Funny thing though was that as he said this supposed reality that he was trying to convey he grasped, both his face and his voice became very distant and dry. It was like as if his inner dialogue was thinking, if even only subconsciously, “Yea, I have no idea what that means or what that looks like.” Perhaps even, “That actually sounds horrible. But, I know I’m supposed to say this with enthusiasm.”
He even looked into the distance. It was obvious his mind struggled with the idea at least a bit. I felt sorry for him. I knew the confusion and discouragement of this wrestle.
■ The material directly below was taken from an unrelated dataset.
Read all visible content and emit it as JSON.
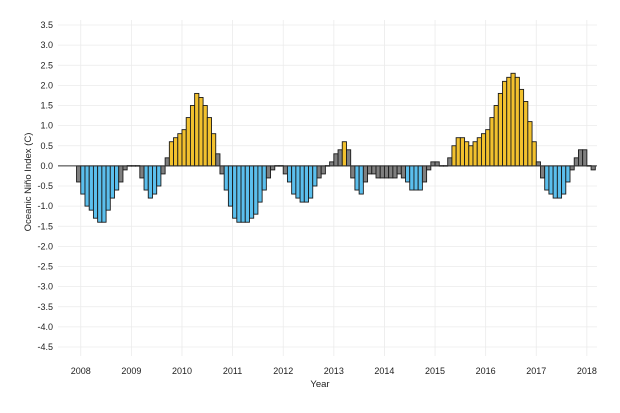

I immediately realized that I had done a really poor job of saying what I meant, but I sat there looking at him, thinking to myself, “No, that’s not what I mean, yet, I don’t know how to say what I mean.”
I had never felt so clearly the confusion on, and inability to articulate, the idea of “work as ministry”.
Even now, the phrase, “work as ministry” doesn’t seem sufficient, clear, compelling, or encompassing of what I was suggesting and trying to think through with this young man. Even “work for ministry” doens’t seem to do it justice.
This concept is precisely what I’ve found myself contemplating now for three years. And, while I feel I can mentally grasp it, I realized in this moment that I can not yet articulate as well as I feel I understand it in my mind — especially to someone who has heard the trite, “share the gospel at work and be a minister” ideology.
Within seconds of this moment, the session we were waiting on began, and I never spoke to this young man again. Still, I sat there for a good five or ten minutes, missing what was going on in the room while I contemplated to myself what it was I was truly wanting to communicate on the matter and how I could better state it so as to not be confused with the preconceived notion of what it means to do work as ministry.
I resolved to myself right then that I would come up with a distinguishable, simple, compelling way to talk about going into career marketplace work and doing it as ministry.
I’m still contemplating this a week and a half later.
It’s equally both humorous and sad to me that this is so difficult.
Why have we created such a divide between those who do “vocational ministry” and those who do “career work” (to fund those in ministry)? Why have we devolved career work into nothing more than a necessary obligation to fund those in full-time ministry and, while you’re at it, a place to practice annoying people until they “repent and believe” so that you’ll stop pestering them long enough to do their work and not get fired.
When we look back at history, we see many “vocational ministers” — as we’d call them today — with skills to pay the bills besides their speaking and teaching abilities. We also see many skilled laborers, farmers, and businessmen serving their communities, providing jobs and pay, and becoming trusted and respected leaders, influencers, and witnesses of Christ because of it.
I believe people have a hard time imagining how they could “share the gospel at work” because, in reality, we have a really hard time doing it. I am not hired to chat about the gospel. I am hired to do good, hard work that gets the necessary tasks done. Plain and simple.
I’m not saying a person should not or will not have times where he or she can speak to people in a manner that bears witness to the gospel or perhaps even evangelizes them. Realistically, we will have those moments and we should be ready for maximizing them. I’m simply saying that I don’t think it’s helpful to communicate the ideology that this is why we should become an employee. It’s not. If we think so, we’ll not only be extremely annoying and frustrating to our fellow workers and employer, but we’ll also face a great deal of frustration and discouragement ourselves most likely.
So, this is only a taste of my thinking. The written realization that I need to formulate and articulate this concept more fully and clearly. I need to be able to communicate it in a clear and compelling manner that’s recognizably different from what I don’t mean by it — an “elevator pitch” of sorts. It is not within the scope of this post to form the elevator pitch though. So, I will work on this.
I resolve to do this.
Any help and thoughts would be appreciated. In the meantime, I’m going to go read this again and again.